I’m unmarried, for all that’s worth, but it doesn’t run true and we can’t pretend it. Too many people are at stake. I’d find myself two weeks from now, in Madeira.” 


“How many?” 


Will took a handbill from his coat pocket. It was set in fold-lines and it had been out in the weather, but At Sale Without Reserve was bold and tall enough to be read from the porch. “Twin seven-year-olds. A nine-year-old. A sixteen-year-old girl with her baby. Couple of interested men were in the Old Stones for supper,” he finished.


“Why were you there for supper?  Betsy finally show you to your own kitchen and tell you to work it out?” 


“My domestic arrangements are not the point. Georgia, Pen.

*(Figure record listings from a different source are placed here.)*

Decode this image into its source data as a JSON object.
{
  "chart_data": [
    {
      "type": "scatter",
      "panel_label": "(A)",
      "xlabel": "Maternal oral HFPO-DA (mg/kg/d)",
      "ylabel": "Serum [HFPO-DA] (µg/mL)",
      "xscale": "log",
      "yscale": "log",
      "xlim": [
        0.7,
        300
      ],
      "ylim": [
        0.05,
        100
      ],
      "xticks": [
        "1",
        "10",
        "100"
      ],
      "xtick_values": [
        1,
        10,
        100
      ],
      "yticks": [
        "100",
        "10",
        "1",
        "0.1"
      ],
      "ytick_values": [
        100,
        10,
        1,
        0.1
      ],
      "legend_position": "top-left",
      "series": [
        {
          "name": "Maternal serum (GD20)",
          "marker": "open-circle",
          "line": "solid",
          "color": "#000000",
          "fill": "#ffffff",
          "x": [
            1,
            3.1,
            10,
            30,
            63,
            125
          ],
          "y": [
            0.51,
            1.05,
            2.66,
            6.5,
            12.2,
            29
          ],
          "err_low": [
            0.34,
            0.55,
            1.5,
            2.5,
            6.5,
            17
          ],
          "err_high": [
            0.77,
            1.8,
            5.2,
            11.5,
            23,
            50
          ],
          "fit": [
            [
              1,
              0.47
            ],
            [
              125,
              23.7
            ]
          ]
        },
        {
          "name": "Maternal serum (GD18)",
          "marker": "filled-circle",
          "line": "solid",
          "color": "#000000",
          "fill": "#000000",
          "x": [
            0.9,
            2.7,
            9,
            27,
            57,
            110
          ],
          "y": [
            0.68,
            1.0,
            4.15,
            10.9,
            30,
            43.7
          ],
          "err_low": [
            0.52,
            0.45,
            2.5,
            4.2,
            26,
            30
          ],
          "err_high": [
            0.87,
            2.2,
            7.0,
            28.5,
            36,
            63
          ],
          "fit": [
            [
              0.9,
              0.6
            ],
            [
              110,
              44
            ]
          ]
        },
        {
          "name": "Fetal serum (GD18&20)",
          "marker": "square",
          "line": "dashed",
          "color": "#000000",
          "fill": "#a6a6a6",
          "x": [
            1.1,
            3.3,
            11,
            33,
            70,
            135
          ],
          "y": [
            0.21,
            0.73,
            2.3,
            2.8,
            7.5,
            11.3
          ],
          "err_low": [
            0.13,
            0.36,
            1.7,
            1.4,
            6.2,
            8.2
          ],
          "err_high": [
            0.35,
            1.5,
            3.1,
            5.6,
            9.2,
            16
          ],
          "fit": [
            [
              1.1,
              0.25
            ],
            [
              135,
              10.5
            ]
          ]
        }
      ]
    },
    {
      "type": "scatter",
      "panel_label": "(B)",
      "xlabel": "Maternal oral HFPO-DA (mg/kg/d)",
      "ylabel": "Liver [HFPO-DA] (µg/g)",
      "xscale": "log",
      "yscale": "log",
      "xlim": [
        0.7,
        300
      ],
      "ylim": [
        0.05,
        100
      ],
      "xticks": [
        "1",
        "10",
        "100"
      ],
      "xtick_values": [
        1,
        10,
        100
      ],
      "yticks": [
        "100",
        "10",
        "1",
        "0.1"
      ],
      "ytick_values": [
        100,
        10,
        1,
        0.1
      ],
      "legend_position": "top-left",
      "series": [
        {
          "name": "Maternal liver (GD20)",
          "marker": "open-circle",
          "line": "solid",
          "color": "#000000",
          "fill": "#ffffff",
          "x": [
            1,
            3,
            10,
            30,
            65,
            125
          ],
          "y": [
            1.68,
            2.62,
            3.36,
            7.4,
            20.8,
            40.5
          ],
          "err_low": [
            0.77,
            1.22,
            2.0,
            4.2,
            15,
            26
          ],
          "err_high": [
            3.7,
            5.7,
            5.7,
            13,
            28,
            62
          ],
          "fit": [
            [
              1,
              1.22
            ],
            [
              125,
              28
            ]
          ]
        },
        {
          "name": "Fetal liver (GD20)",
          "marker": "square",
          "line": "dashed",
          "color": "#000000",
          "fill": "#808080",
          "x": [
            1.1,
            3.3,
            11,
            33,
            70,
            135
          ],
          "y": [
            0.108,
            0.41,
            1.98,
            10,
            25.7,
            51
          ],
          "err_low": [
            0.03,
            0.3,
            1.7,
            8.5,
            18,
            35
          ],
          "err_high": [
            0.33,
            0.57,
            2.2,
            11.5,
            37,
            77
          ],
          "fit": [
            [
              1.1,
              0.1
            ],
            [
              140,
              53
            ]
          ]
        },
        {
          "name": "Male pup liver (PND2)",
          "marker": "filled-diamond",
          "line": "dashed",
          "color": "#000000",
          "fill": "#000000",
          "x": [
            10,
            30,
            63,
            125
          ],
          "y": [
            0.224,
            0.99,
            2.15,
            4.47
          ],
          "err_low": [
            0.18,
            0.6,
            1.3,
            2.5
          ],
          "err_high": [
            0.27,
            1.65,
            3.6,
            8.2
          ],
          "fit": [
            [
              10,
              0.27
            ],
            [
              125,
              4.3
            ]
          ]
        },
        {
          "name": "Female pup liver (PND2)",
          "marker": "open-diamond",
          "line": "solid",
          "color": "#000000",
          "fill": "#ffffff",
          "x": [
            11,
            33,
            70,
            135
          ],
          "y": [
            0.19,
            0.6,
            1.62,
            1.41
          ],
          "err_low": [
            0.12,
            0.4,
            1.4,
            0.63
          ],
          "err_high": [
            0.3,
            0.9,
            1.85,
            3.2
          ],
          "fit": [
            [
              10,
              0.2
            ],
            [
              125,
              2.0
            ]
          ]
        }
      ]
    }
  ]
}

They came up to Stokes’ from Georgia.” 


Pen tipped their chair back almost to oblivion, arms folded, eyes closed; left their brothers hanging, while Pen themself balanced and breathed. “You’ve wired ahead, at least?” 


“Just as the depot closed, and then came here.” Ambrose looked – Seelie didn’t know what it was; sad she might have said, or afraid, though his expressions were less enlivened by his gestures than Pen’s. “I know it costs, Pendrake.” 


She thought, until he said Pen’s name, he meant the telegram.